While it is certainly possible the Supreme Court could toss all of the Affordable Care Act/Obamacare before the end of this term, I see that as highly unlikely for the following reasons:

  • I don't know of any conservative legal scholars that led prior Supreme Court challenges to Obamacare who see the current challenge as credible on the merits. For example, the architect of the last challenge, Jonathan Adler of Case Western University, said in a friend of the court brief the current challenge is, "unmoored from law or contemporary doctrine."
  • Those now arguing that the Court is almost automatically capable of wrecking the law appear to believe Republican appointed justices are purely partisan political animals marching to the Trump political line. That reflects a lack of understanding about the justices and their dedication to the rule of law. According to the Supreme Court Database, from 2000 to 2018, 36% of all decisions were unanimous. Their 7-to-2 or 8-to-1 decisions made up 15 percent of decisions. The 5-to-4 decisions, by comparison, occurred in only 19 percent of cases. And, in the 2019-2020 term, with Gorsuch and Kavanaugh aboard, only 21% of the decisions were 5-3 or 5-4.
  • The concerns over the Court wrecking the whole law lie with the dubious notion that if the individual mandate's tax penalty is gone so should the broader parts of the law such as the Medicaid expansion and the individual insurance subsidies. The Medicaid expansion, for example, has absolutely nothing to do with the individual mandate that was originally placed in the law as a means to support insurance companies' ability to underwrite individual health insurance policies. And, the individual health insurance market itself has been chugging along in no worse condition since the tax penalty, and effectively the mandate, was repealed back in 2017 as part of the Republican tax bill.
  • If the justices decided that the whole law had to go, they would force upwards of 20 million people onto the rolls of the uninsured overnight on the dubious premise that the excising of the individual mandate's tax penalty undercuts the individual health insurance coverage expansion when the past three years of actual experience shows that no such thing has happened.

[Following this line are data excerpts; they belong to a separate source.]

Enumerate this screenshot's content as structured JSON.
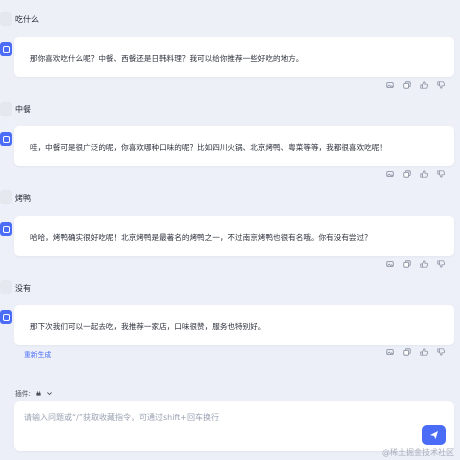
{
  "messages": [
    {
      "user": "吃什么",
      "bot": "那你喜欢吃什么呢？中餐、西餐还是日韩料理？我可以给你推荐一些好吃的地方。"
    },
    {
      "user": "中餐",
      "bot": "哇，中餐可是很广泛的呢，你喜欢哪种口味的呢？比如四川火锅、北京烤鸭、粤菜等等，我都很喜欢吃呢！"
    },
    {
      "user": "烤鸭",
      "bot": "哈哈，烤鸭确实很好吃呢！北京烤鸭是最著名的烤鸭之一，不过南京烤鸭也很有名哦。你有没有尝过？"
    },
    {
      "user": "没有",
      "bot": "那下次我们可以一起去吃，我推荐一家店，口味很赞，服务也特别好。"
    }
  ],
  "regenerate_label": "重新生成",
  "plugins_label": "插件:",
  "input": {
    "value": "",
    "placeholder": "请输入问题或“/”获取收藏指令，可通过shift+回车换行"
  },
  "corner_mark": "@稀土掘金技术社区",
  "colors": {
    "accent": "#4a6cf7",
    "background": "#eef0f8"
  }
}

During the recent election campaign many Democrats wanted to paint that picture if for no other reason that it fit an effective election season argument, that Republicans wanted to take away your preexisting condition protections, your insurance subsidies, and your Medicaid expansion.

And, since Republicans have brought this suit and the Trump White House has supported it, their actions legitimately lay Republicans wide open to that claim. And, that begs the question of why Republicans would do such a stupid thing in the first place?

Ironically, Republicans are now moving to blow up the law in court after abysmally failing to repeal and replace Obamacare in 2017 (in part leading to their 2018 election defeats) and then just as abysmally failing to come up with a new replacement proposal since then.

Luckily, the Supreme Court is staffed by adults who will save Obamacare, and the Republicans from themselves.

We should expect a Supreme Court ruling on this case late in the spring of 2021.

Update:

After hearing the Court's oral arguments this morning (November 10th), I can double down on my prediction the Court will not wreck Obamacare. 

If the conservative justices don't buy the plaintiff arguments, their attempts to destroy Obamacare will fail. Listening to the arguments, most of the conservatives were clear that whatever the Court does with what remains of the individual mandate the rest of the law should stand. 

The best comment came from one of the most conservative justices, Samuel Alito:

“In the first case [NFIB vs Sebelius, 2012], there was a strong reason to believe the individual mandate was … essential to keep the plane flying. Now the part has been taken out and the plane has not crashed,” Alito said. “How would we explain why the individual mandate in its present form is essential to the operation of the act?” 

Game, set, match. The Supreme Court will not wreck Obamacare!